Art Makes Children Powerful poster by Bob and Roberta Smith
Art Makes Children Powerful (2012) by Bob and Roberta Smith. Photograph: PR

Bob and Roberta Smith artist

I went to a huge comprehensive school in Wandsworth. I imagine it's just the kind of institution Mr Gove hates. I had an amazing art education between the ages of 11 and 18. One of my teachers was Noel Hawks, who ran a record shop in Clapham High Street called Dub Vendor. Around that time I remember a large group of us trekking to east London to take part in the Anti-Nazi Carnival at Victoria Park. We saw the Clash and X-Ray Spex. The study of Poly Styrene should be in the art curriculum. I came away with two experiences that I talked to Mr Hawks about: one was seeing dub innovators Aswad and the other was the surrealist and activist collage work of John Heartfield. Heartfield-inspired graphics filled Victoria Park and later Brockwell Park. All kids at school need to realise that art is free speech and rebellion.

My other art teacher was Kathy Dalwood. She is the painter Dexter Dalwood's cousin and Hubert Dalwood's daughter. She took us on all sorts of school trips, mainly to what is now Tate Britain and the Hayward Gallery. I researched her dad and became interested in British sculpture. I loved, still love, Henry Moore from looking at his shelter drawings when I was at school. May be that's why I am so incensed about Tower Hamlets selling the Moore sculpture "Old Flo".

The most instructional experience was a school trip to the Whitechapel art gallery to see the Max Beckmann show that Nicholas Serota had put together. Jenni Lomax was the art education person then, and she told us, through looking at the paintings, about the Weimar republic and allegory. Later she presented us with huge sheets of paper and said forget about the paintings downstairs, just make something huge. That day was the day I thought: THIS IS FOR ME.

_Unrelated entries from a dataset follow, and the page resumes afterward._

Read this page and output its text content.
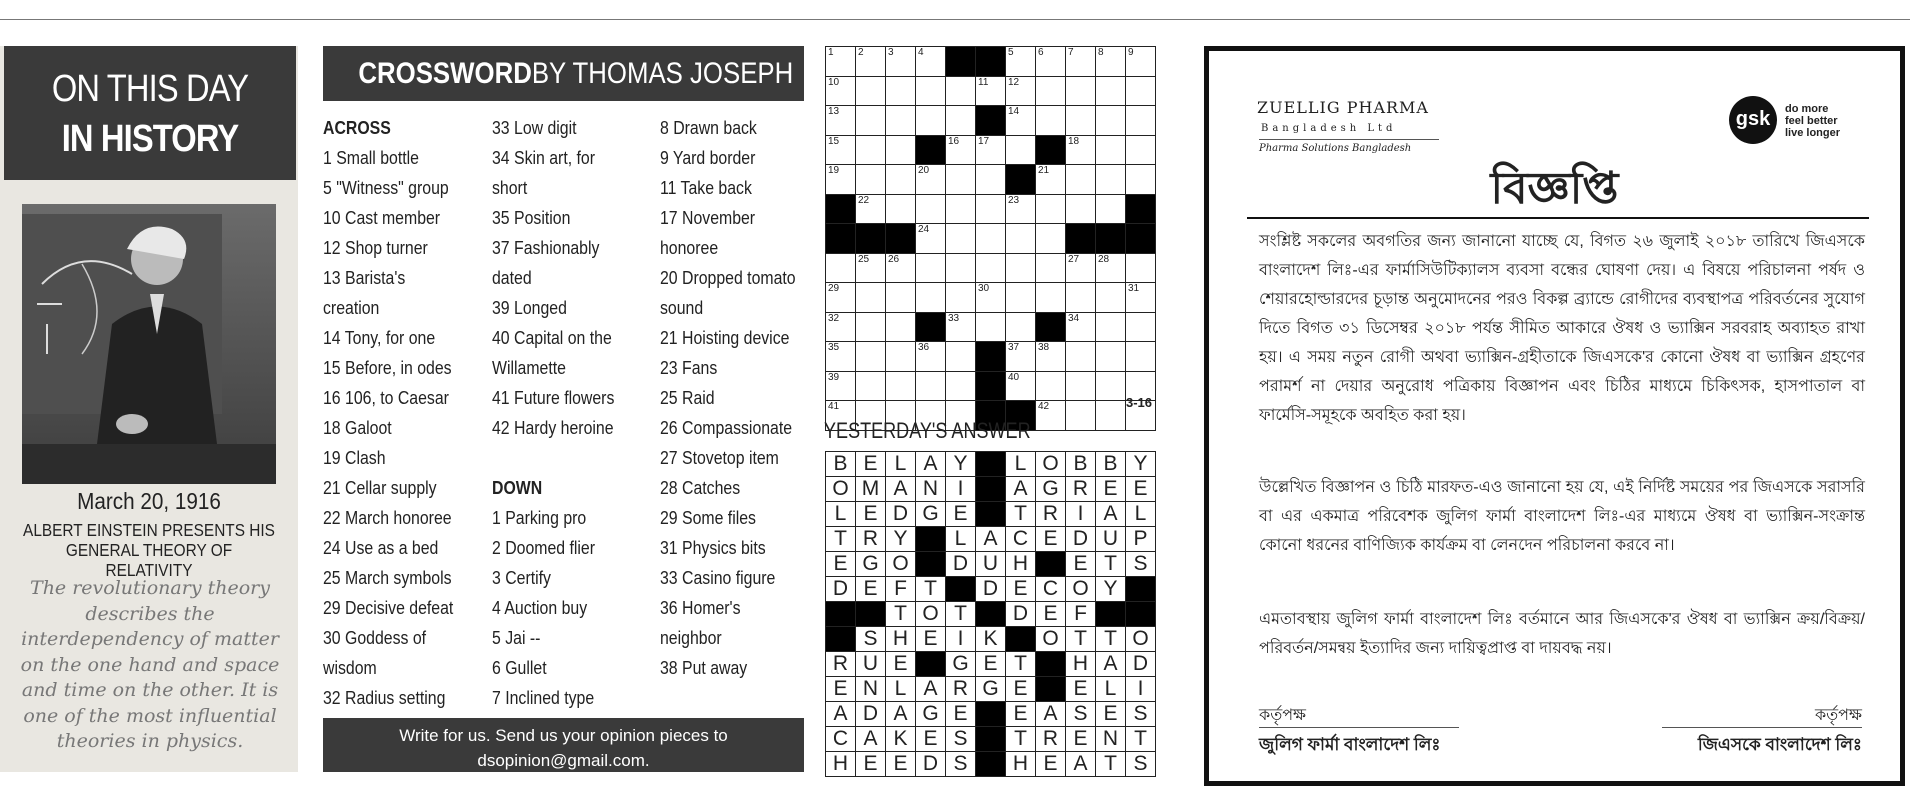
ON THIS DAY
IN HISTORY
March 20, 1916
ALBERT EINSTEIN PRESENTS HIS
GENERAL THEORY OF RELATIVITY
The revolutionary theory describes the interdependency of matter on the one hand and space and time on the other. It is one of the most influential theories in physics.
CROSSWORDBY THOMAS JOSEPH
ACROSS
1 Small bottle
5 "Witness" group
10 Cast member
12 Shop turner
13 Barista's
creation
14 Tony, for one
15 Before, in odes
16 106, to Caesar
18 Galoot
19 Clash
21 Cellar supply
22 March honoree
24 Use as a bed
25 March symbols
29 Decisive defeat
30 Goddess of
wisdom
32 Radius setting
33 Low digit
34 Skin art, for
short
35 Position
37 Fashionably
dated
39 Longed
40 Capital on the
Willamette
41 Future flowers
42 Hardy heroine
DOWN
1 Parking pro
2 Doomed flier
3 Certify
4 Auction buy
5 Jai --
6 Gullet
7 Inclined type
8 Drawn back
9 Yard border
11 Take back
17 November
honoree
20 Dropped tomato
sound
21 Hoisting device
23 Fans
25 Raid
26 Compassionate
27 Stovetop item
28 Catches
29 Some files
31 Physics bits
33 Casino figure
36 Homer's
neighbor
38 Put away
Write for us. Send us your opinion pieces to
dsopinion@gmail.com.
1	2	3	4			5	6	7	8	9

10					11	12				

13						14				

15				16	17			18		

19			20				21			

	22					23				

			24							

	25	26						27	28	

29					30					31

32				33				34		

35			36			37	38			

39						40				

41							42			
				3-16
YESTERDAY'S ANSWER
B	E	L	A	Y		L	O	B	B	Y
O	M	A	N	I		A	G	R	E	E
L	E	D	G	E		T	R	I	A	L
T	R	Y		L	A	C	E	D	U	P
E	G	O		D	U	H		E	T	S
D	E	F	T		D	E	C	O	Y	
		T	O	T		D	E	F		
	S	H	E	I	K		O	T	T	O
R	U	E		G	E	T		H	A	D
E	N	L	A	R	G	E		E	L	I
A	D	A	G	E		E	A	S	E	S
C	A	K	E	S		T	R	E	N	T
H	E	E	D	S		H	E	A	T	S
ZUELLIG PHARMA
Bangladesh Ltd
Pharma Solutions Bangladesh
gsk	do more
feel better
live longer
বিজ্ঞপ্তি
সংশ্লিষ্ট সকলের অবগতির জন্য জানানো যাচ্ছে যে, বিগত ২৬ জুলাই ২০১৮ তারিখে জিএসকে বাংলাদেশ লিঃ-এর ফার্মাসিউটিক্যালস ব্যবসা বন্ধের ঘোষণা দেয়। এ বিষয়ে পরিচালনা পর্ষদ ও শেয়ারহোল্ডারদের চূড়ান্ত অনুমোদনের পরও বিকল্প ব্র্যান্ডে রোগীদের ব্যবস্থাপত্র পরিবর্তনের সুযোগ দিতে বিগত ৩১ ডিসেম্বর ২০১৮ পর্যন্ত সীমিত আকারে ঔষধ ও ভ্যাক্সিন সরবরাহ অব্যাহত রাখা হয়। এ সময় নতুন রোগী অথবা ভ্যাক্সিন-গ্রহীতাকে জিএসকে'র কোনো ঔষধ বা ভ্যাক্সিন গ্রহণের পরামর্শ না দেয়ার অনুরোধ পত্রিকায় বিজ্ঞাপন এবং চিঠির মাধ্যমে চিকিৎসক, হাসপাতাল বা ফার্মেসি-সমূহকে অবহিত করা হয়।
উল্লেখিত বিজ্ঞাপন ও চিঠি মারফত-এও জানানো হয় যে, এই নির্দিষ্ট সময়ের পর জিএসকে সরাসরি বা এর একমাত্র পরিবেশক জুলিগ ফার্মা বাংলাদেশ লিঃ-এর মাধ্যমে ঔষধ বা ভ্যাক্সিন-সংক্রান্ত কোনো ধরনের বাণিজ্যিক কার্যক্রম বা লেনদেন পরিচালনা করবে না।
এমতাবস্থায় জুলিগ ফার্মা বাংলাদেশ লিঃ বর্তমানে আর জিএসকে'র ঔষধ বা ভ্যাক্সিন ক্রয়/বিক্রয়/পরিবর্তন/সমন্বয় ইত্যাদির জন্য দায়িত্বপ্রাপ্ত বা দায়বদ্ধ নয়।
কর্তৃপক্ষ	কর্তৃপক্ষ
জুলিগ ফার্মা বাংলাদেশ লিঃ	জিএসকে বাংলাদেশ লিঃ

Alistair Spalding artistic director and chief executive, Sadler's Wells

I'm afraid I'm not a good example of someone being inspired to go into the arts by my education, as we really didn't get much of a chance to develop our creative skills at the secondary school I went to. I ended up educating myself in the arts, and luckily it turned out well for me. I do not want my children's chances of enjoying or participating in artistic pursuits to be such a lottery, however. They should have a chance to at least find out whether they have musical, dramatic, choreographic or visual arts talent and, more importantly, whether they find pleasure in those pursuits. The benefits of having dance as part of a creative education are particularly obvious, as it is a performing art that enables you to express emotions and ideas but at the same time it improves your physical coordination and wellbeing.

Mark Wallinger artist

Looking back, I realise how blessed I was to go to Manford Way junior school in Hainault, Essex. Staffed by an array of talented and eccentric teachers, many of whom had come late to the vocation, it allowed our imaginations to flourish. I owe an awful lot to Mr Holland, a polymath who could hold a classroom transfixed by reading classic children's books or get us to work out the height of the school clocktower using trigonometry, and who also took art seriously, promoting the better of us from desk to easel. He encouraged me to further what abilities I had to draw and paint – to look closely, observe and reflect, make judgments, assess and reassess. To draw from life is to become absorbed in a profound engagement with the world.

Art comes not at the expense of an academic education, nor is it about grace notes in the margins; it is education. But in Goveworld this might be a problem because it is impossible to measure and becomes its own reward.